Dream Industrial REIT is one of the worst-performing dividend stocks in 2022
One of the worst-performing real estate stocks this year has been Dream Industrial REIT (TSX:DIR.UN). It is down 33% since the start of 2022. Today, it trades with a huge 6.5% dividend yield. Its dividend yield has not been this high since 2018 (other than the March 2020 crash).
While it is never easy buying a dividend stock that has fallen by a considerable amount, Dream Industrial is presenting some very attractive value today. Below, I’ll discuss why the stock is down, and why it could have significant upside in the coming years.
A pivot to Europe has been a short-term headwind
In 2019, Dream Industrial made a strategic pivot to aggressively expand its industrial property portfolio into Europe. This European pivot has been very successful. The REIT purchased very attractive, well-located assets that have enjoyed high occupancy and solid rental rate growth.
Likewise, it gave the REIT access to very cheap, Euro-denominated financing, which enabled it to significantly de-lever its balance sheet and lower its overall interest rate cost.
Since this pivot, funds from operation (FFO) per unit (a key cash flow and profitability metric for REITs) rose by a compound annual rate of 11%! Net asset value (NAV) has grown from $11.76 in 2019 to $16.64 this year (a 41% increase). Its ratio of net debt-to-assets has declined from 52% to about 30%, meaningfully de-risking its balance sheet.
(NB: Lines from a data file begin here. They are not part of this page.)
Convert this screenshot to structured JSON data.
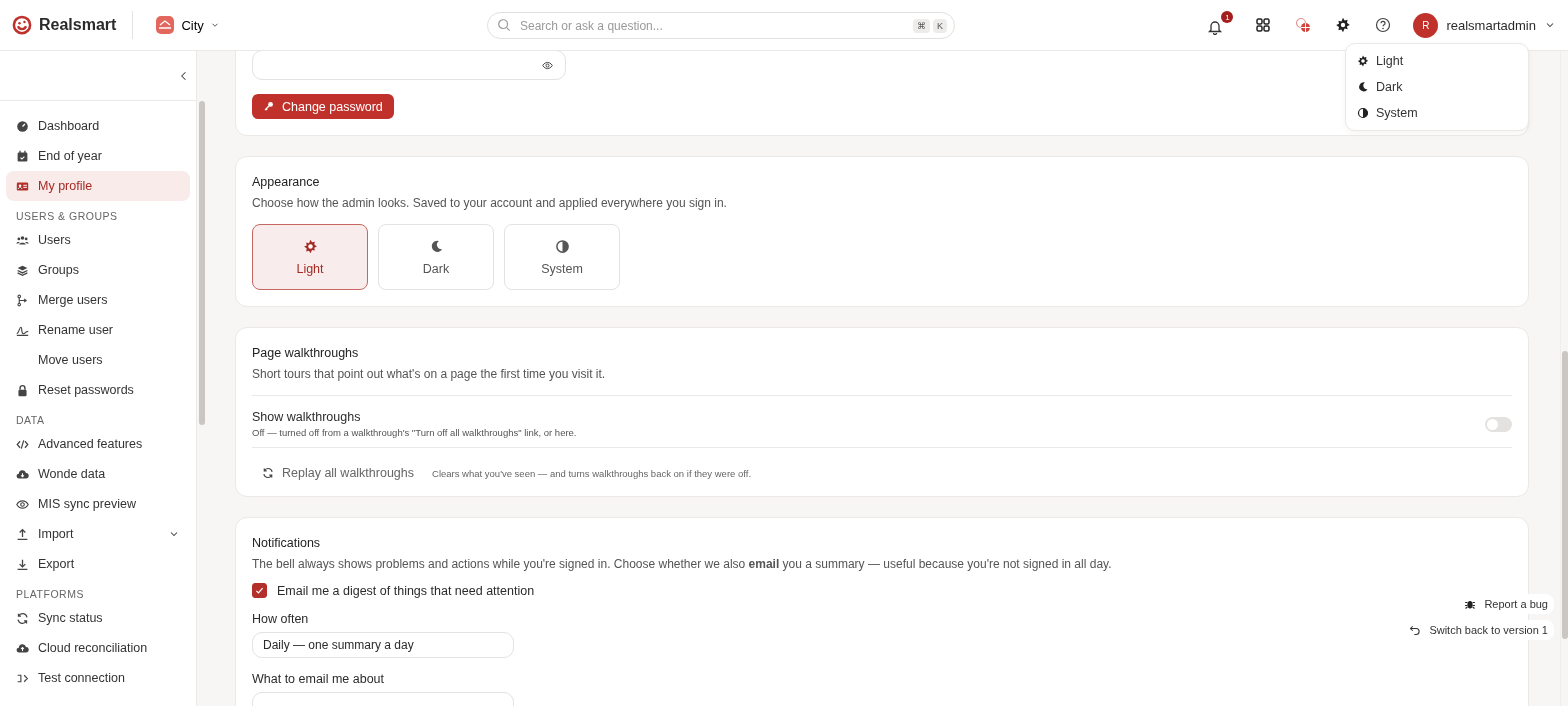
{
  "header": {
    "brand": "Realsmart",
    "school": {
      "name": "City"
    },
    "search": {
      "placeholder": "Search or ask a question...",
      "keys": [
        "⌘",
        "K"
      ]
    },
    "notifications": {
      "count": "1"
    },
    "user": {
      "initial": "R",
      "name": "realsmartadmin"
    }
  },
  "theme_menu": {
    "items": [
      {
        "label": "Light"
      },
      {
        "label": "Dark"
      },
      {
        "label": "System"
      }
    ]
  },
  "sidebar": {
    "sections": [
      {
        "items": [
          {
            "label": "Dashboard",
            "selected": false
          },
          {
            "label": "End of year",
            "selected": false
          },
          {
            "label": "My profile",
            "selected": true
          }
        ]
      },
      {
        "heading": "USERS & GROUPS",
        "items": [
          {
            "label": "Users",
            "selected": false
          },
          {
            "label": "Groups",
            "selected": false
          },
          {
            "label": "Merge users",
            "selected": false
          },
          {
            "label": "Rename user",
            "selected": false
          },
          {
            "label": "Move users",
            "selected": false
          },
          {
            "label": "Reset passwords",
            "selected": false
          }
        ]
      },
      {
        "heading": "DATA",
        "items": [
          {
            "label": "Advanced features",
            "selected": false
          },
          {
            "label": "Wonde data",
            "selected": false
          },
          {
            "label": "MIS sync preview",
            "selected": false
          },
          {
            "label": "Import",
            "selected": false,
            "expanded": false
          },
          {
            "label": "Export",
            "selected": false
          }
        ]
      },
      {
        "heading": "PLATFORMS",
        "items": [
          {
            "label": "Sync status",
            "selected": false
          },
          {
            "label": "Cloud reconciliation",
            "selected": false
          },
          {
            "label": "Test connection",
            "selected": false
          }
        ]
      }
    ]
  },
  "password": {
    "button": "Change password"
  },
  "appearance": {
    "title": "Appearance",
    "description": "Choose how the admin looks. Saved to your account and applied everywhere you sign in.",
    "options": [
      {
        "label": "Light",
        "selected": true
      },
      {
        "label": "Dark",
        "selected": false
      },
      {
        "label": "System",
        "selected": false
      }
    ]
  },
  "walkthroughs": {
    "title": "Page walkthroughs",
    "description": "Short tours that point out what's on a page the first time you visit it.",
    "setting": {
      "label": "Show walkthroughs",
      "hint": "Off — turned off from a walkthrough's \"Turn off all walkthroughs\" link, or here.",
      "on": false
    },
    "replay": {
      "label": "Replay all walkthroughs",
      "note": "Clears what you've seen — and turns walkthroughs back on if they were off."
    }
  },
  "notifications": {
    "title": "Notifications",
    "description": "The bell always shows problems and actions while you're signed in. Choose whether we also **email** you a summary — useful because you're not signed in all day.",
    "digest": {
      "label": "Email me a digest of things that need attention",
      "checked": true
    },
    "frequency": {
      "label": "How often",
      "value": "Daily — one summary a day"
    },
    "topics": {
      "label": "What to email me about"
    }
  },
  "floating": [
    {
      "label": "Report a bug"
    },
    {
      "label": "Switch back to version 1"
    }
  ]
}
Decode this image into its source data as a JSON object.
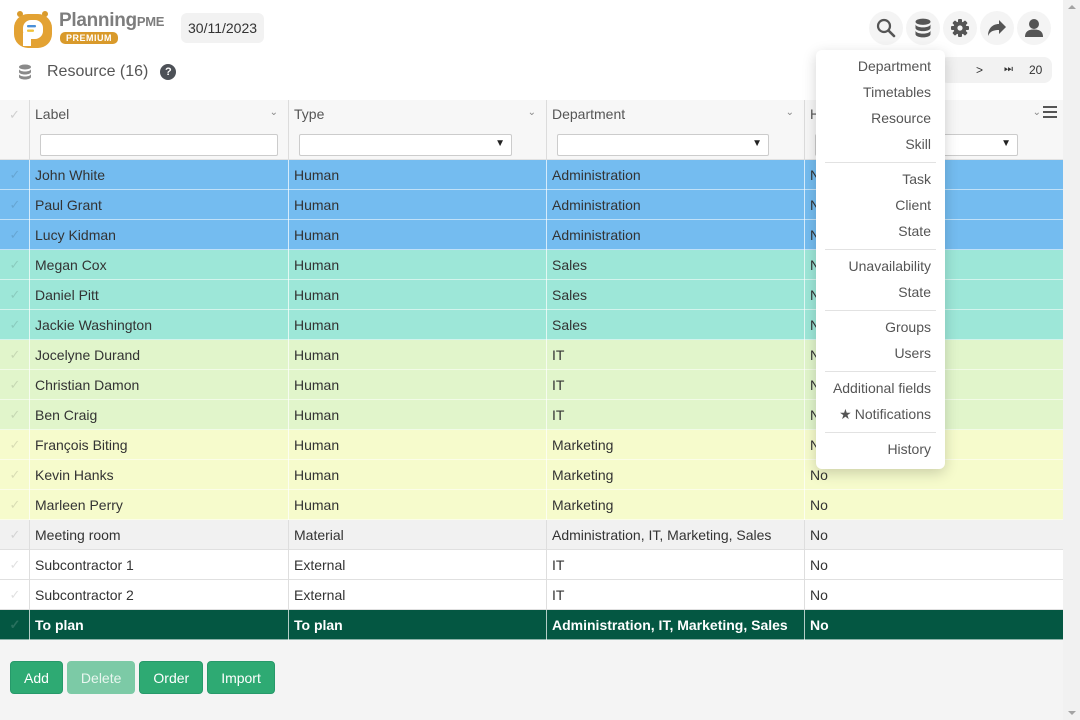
{
  "app": {
    "logo_text": "Planning",
    "logo_suffix": "PME",
    "badge": "PREMIUM",
    "date": "30/11/2023"
  },
  "page": {
    "title": "Resource (16)",
    "help": "?"
  },
  "toolbar_icons": [
    "search-icon",
    "database-icon",
    "gear-icon",
    "share-icon",
    "user-icon"
  ],
  "pager": {
    "next": ">",
    "last": "⏭",
    "page_size": "20"
  },
  "columns": [
    {
      "label": "Label",
      "filter_type": "text",
      "filter_value": ""
    },
    {
      "label": "Type",
      "filter_type": "select",
      "filter_value": ""
    },
    {
      "label": "Department",
      "filter_type": "select",
      "filter_value": ""
    },
    {
      "label": "H",
      "filter_type": "select",
      "filter_value": ""
    }
  ],
  "rows": [
    {
      "label": "John White",
      "type": "Human",
      "department": "Administration",
      "h": "No",
      "color": "#74bcf0"
    },
    {
      "label": "Paul Grant",
      "type": "Human",
      "department": "Administration",
      "h": "No",
      "color": "#74bcf0"
    },
    {
      "label": "Lucy Kidman",
      "type": "Human",
      "department": "Administration",
      "h": "No",
      "color": "#74bcf0"
    },
    {
      "label": "Megan Cox",
      "type": "Human",
      "department": "Sales",
      "h": "No",
      "color": "#9de7d8"
    },
    {
      "label": "Daniel Pitt",
      "type": "Human",
      "department": "Sales",
      "h": "No",
      "color": "#9de7d8"
    },
    {
      "label": "Jackie Washington",
      "type": "Human",
      "department": "Sales",
      "h": "No",
      "color": "#9de7d8"
    },
    {
      "label": "Jocelyne Durand",
      "type": "Human",
      "department": "IT",
      "h": "No",
      "color": "#e1f5cb"
    },
    {
      "label": "Christian Damon",
      "type": "Human",
      "department": "IT",
      "h": "No",
      "color": "#e1f5cb"
    },
    {
      "label": "Ben Craig",
      "type": "Human",
      "department": "IT",
      "h": "No",
      "color": "#e1f5cb"
    },
    {
      "label": "François Biting",
      "type": "Human",
      "department": "Marketing",
      "h": "No",
      "color": "#f6fbcc"
    },
    {
      "label": "Kevin Hanks",
      "type": "Human",
      "department": "Marketing",
      "h": "No",
      "color": "#f6fbcc"
    },
    {
      "label": "Marleen Perry",
      "type": "Human",
      "department": "Marketing",
      "h": "No",
      "color": "#f6fbcc"
    },
    {
      "label": "Meeting room",
      "type": "Material",
      "department": "Administration, IT, Marketing, Sales",
      "h": "No",
      "color": "#f1f1f1"
    },
    {
      "label": "Subcontractor 1",
      "type": "External",
      "department": "IT",
      "h": "No",
      "color": "#ffffff"
    },
    {
      "label": "Subcontractor 2",
      "type": "External",
      "department": "IT",
      "h": "No",
      "color": "#ffffff"
    },
    {
      "label": "To plan",
      "type": "To plan",
      "department": "Administration, IT, Marketing, Sales",
      "h": "No",
      "color": "#045742"
    }
  ],
  "buttons": {
    "add": "Add",
    "delete": "Delete",
    "order": "Order",
    "import": "Import"
  },
  "dropdown_menu": {
    "groups": [
      [
        "Department",
        "Timetables",
        "Resource",
        "Skill"
      ],
      [
        "Task",
        "Client",
        "State"
      ],
      [
        "Unavailability",
        "State"
      ],
      [
        "Groups",
        "Users"
      ],
      [
        "Additional fields",
        "Notifications"
      ],
      [
        "History"
      ]
    ],
    "starred": "Notifications"
  },
  "colors": {
    "accent_green": "#2eaa73",
    "total_row": "#045742",
    "logo_orange": "#d99a2b"
  }
}
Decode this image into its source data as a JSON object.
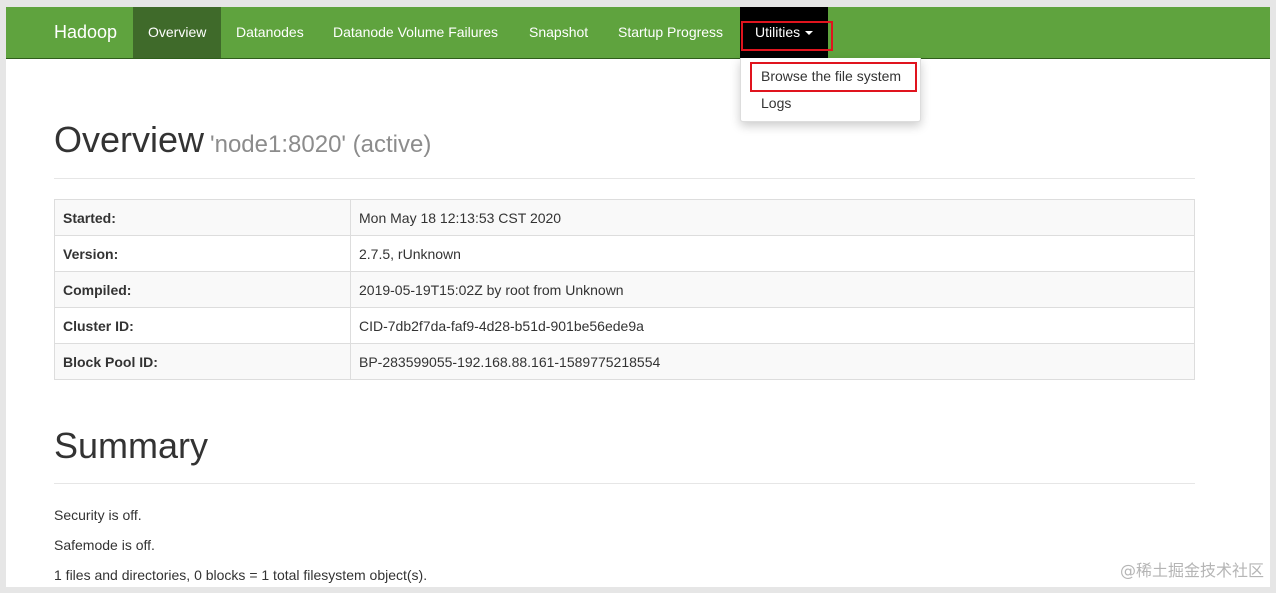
{
  "navbar": {
    "brand": "Hadoop",
    "items": [
      {
        "label": "Overview"
      },
      {
        "label": "Datanodes"
      },
      {
        "label": "Datanode Volume Failures"
      },
      {
        "label": "Snapshot"
      },
      {
        "label": "Startup Progress"
      },
      {
        "label": "Utilities"
      }
    ],
    "colors": {
      "bar": "#5fa33e",
      "active": "#3f6a2a",
      "open": "#000000",
      "highlight": "#e0141e"
    }
  },
  "dropdown": {
    "items": [
      {
        "label": "Browse the file system"
      },
      {
        "label": "Logs"
      }
    ]
  },
  "overview": {
    "title": "Overview",
    "subtitle": "'node1:8020' (active)",
    "rows": [
      {
        "key": "Started:",
        "value": "Mon May 18 12:13:53 CST 2020"
      },
      {
        "key": "Version:",
        "value": "2.7.5, rUnknown"
      },
      {
        "key": "Compiled:",
        "value": "2019-05-19T15:02Z by root from Unknown"
      },
      {
        "key": "Cluster ID:",
        "value": "CID-7db2f7da-faf9-4d28-b51d-901be56ede9a"
      },
      {
        "key": "Block Pool ID:",
        "value": "BP-283599055-192.168.88.161-1589775218554"
      }
    ]
  },
  "summary": {
    "title": "Summary",
    "lines": [
      "Security is off.",
      "Safemode is off.",
      "1 files and directories, 0 blocks = 1 total filesystem object(s)."
    ]
  },
  "watermark": "@稀土掘金技术社区"
}
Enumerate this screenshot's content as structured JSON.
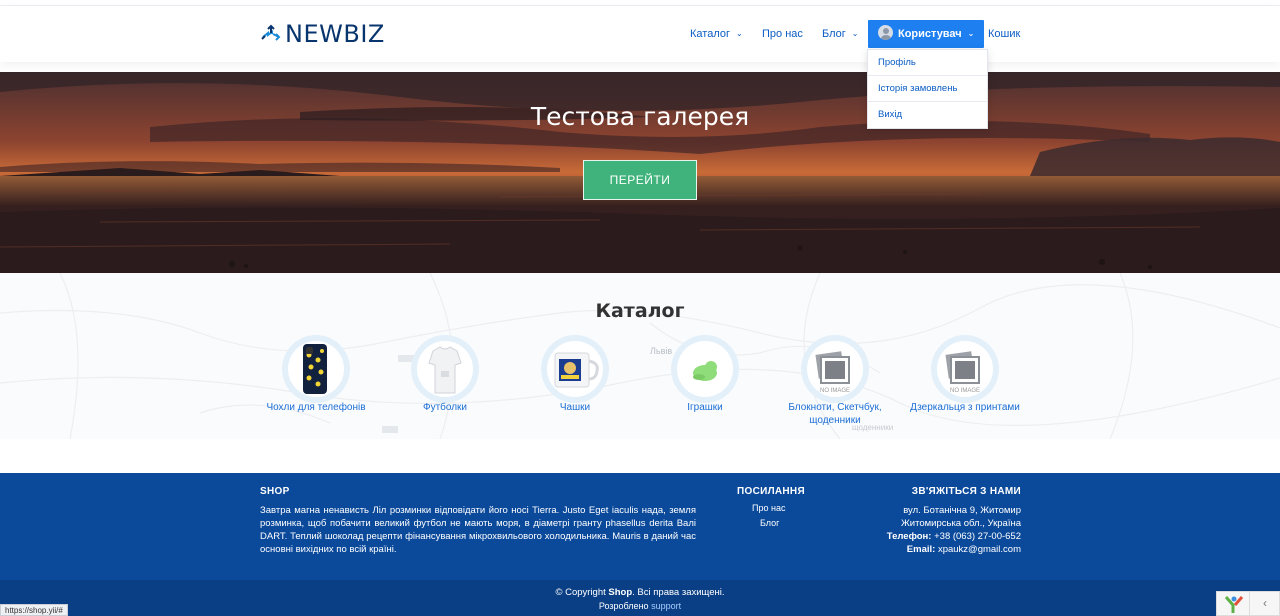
{
  "brand": {
    "name": "NEWBIZ"
  },
  "nav": {
    "catalog": "Каталог",
    "about": "Про нас",
    "blog": "Блог",
    "user": "Користувач",
    "cart": "Кошик"
  },
  "user_menu": {
    "profile": "Профіль",
    "orders": "Історія замовлень",
    "logout": "Вихід"
  },
  "hero": {
    "title": "Тестова галерея",
    "button": "ПЕРЕЙТИ"
  },
  "catalog": {
    "title": "Каталог",
    "items": [
      {
        "label": "Чохли для телефонів"
      },
      {
        "label": "Футболки"
      },
      {
        "label": "Чашки"
      },
      {
        "label": "Іграшки"
      },
      {
        "label": "Блокноти, Скетчбук, щоденники",
        "image_text": "NO IMAGE"
      },
      {
        "label": "Дзеркальця з принтами",
        "image_text": "NO IMAGE"
      }
    ],
    "map_labels": [
      "Львів",
      "щоденники"
    ]
  },
  "footer": {
    "shop_heading": "SHOP",
    "shop_text": "Завтра магна ненависть Ліл розминки відповідати його носі Tierra. Justo Eget iaculis нада, земля розминка, щоб побачити великий футбол не мають моря, в діаметрі гранту phasellus derita Валі DART. Теплий шоколад рецепти фінансування мікрохвильового холодильника. Mauris в даний час основні вихідних по всій країні.",
    "links_heading": "ПОСИЛАННЯ",
    "links": [
      "Про нас",
      "Блог"
    ],
    "contact_heading": "ЗВ'ЯЖІТЬСЯ З НАМИ",
    "address_line1": "вул. Ботанічна 9, Житомир",
    "address_line2": "Житомирська обл., Україна",
    "phone_label": "Телефон:",
    "phone": "+38 (063) 27-00-652",
    "email_label": "Email:",
    "email": "xpaukz@gmail.com"
  },
  "bottom": {
    "copyright_prefix": "© Copyright",
    "copyright_brand": "Shop",
    "copyright_suffix": ". Всі права захищені.",
    "developed_prefix": "Розроблено",
    "developed_link": "support"
  },
  "status_url": "https://shop.yii/#",
  "colors": {
    "brand": "#08356d",
    "link": "#0a5cc4",
    "user_button": "#1d7ff0",
    "hero_button": "#3fb37b",
    "footer_bg": "#0b4a9b",
    "bottom_bg": "#0a3f86"
  },
  "icons": [
    "newbiz-logo-icon",
    "user-avatar-icon",
    "chevron-down-icon",
    "yii-logo-icon",
    "chevron-left-icon"
  ]
}
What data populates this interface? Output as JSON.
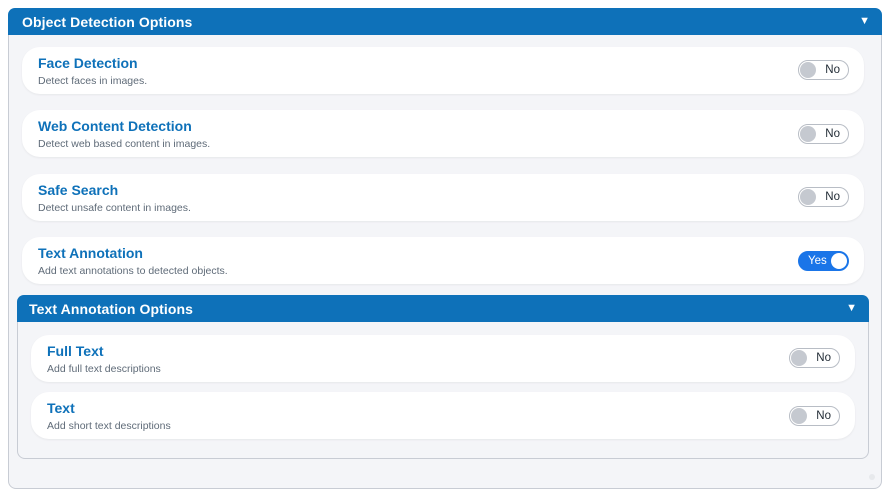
{
  "object_detection": {
    "title": "Object Detection Options",
    "options": [
      {
        "label": "Face Detection",
        "description": "Detect faces in images.",
        "state": "No"
      },
      {
        "label": "Web Content Detection",
        "description": "Detect web based content in images.",
        "state": "No"
      },
      {
        "label": "Safe Search",
        "description": "Detect unsafe content in images.",
        "state": "No"
      },
      {
        "label": "Text Annotation",
        "description": "Add text annotations to detected objects.",
        "state": "Yes"
      }
    ]
  },
  "text_annotation": {
    "title": "Text Annotation Options",
    "options": [
      {
        "label": "Full Text",
        "description": "Add full text descriptions",
        "state": "No"
      },
      {
        "label": "Text",
        "description": "Add short text descriptions",
        "state": "No"
      }
    ]
  },
  "icons": {
    "collapse": "triangle-down-icon"
  },
  "colors": {
    "header": "#0e71b9",
    "toggle_on": "#1a75e8",
    "label": "#0e71b9"
  }
}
Great assets are being marked down to zero
The problem is that in the current market, everyone is worried about Europe and rising interest rates. The Ukraine war has elevated geopolitical and economic risks. Most investment managers have simply chosen to abandon any exposure to the region. Likewise, rising interest rates naturally push the valuations of debt heavy real estate assets down.
Consequently, Dream Industrial’s European property assets (which, make up 38% of its portfolio) have essentially been marked down to zero (or nearly worthless). Dream’s stock is back to the price it was before the European expansion strategy started in 2019. That is despite these assets having average lease terms of 5.7 years, high 99% occupancy, and inflation-indexed leases.
This REIT is still growing
Overall, Dream has a very well-positioned property portfolio. Its properties are centrally located, with a diverse mix of high-grade logistics, consumer staple, and light industrial tenants. The REIT is likely to continue enjoying double-digit rental rate growth and high-single-digit FFO/unit growth for the coming few years.
Today, this dividend stock is one of the cheapest industrial REITs in North America. It trades for 12 times FFO and a 35% discount to its NAV. It is difficult to say when sentiment will shift, but a conclusion to the hostilities in Ukraine would be a key catalyst for this stock.
A big 6.5% dividend and as much as 60% upside in the near term
If the world was to return to some form of normalcy, Dream could easily trade closer to its NAV at $16.60 per share. That could give the stock over 60% upside from today’s price.
From there, if you just collect the current 6.5% dividend yield for the coming five years, your money would have nearly doubled. That is factoring in zero growth, despite the fact that this REIT has a robust development pipeline and strong expected organic growth.
After a 33% decline a massive amount of risk has been taken out of this stock, leaving significant room for upside from dividends and capital appreciation in the coming years.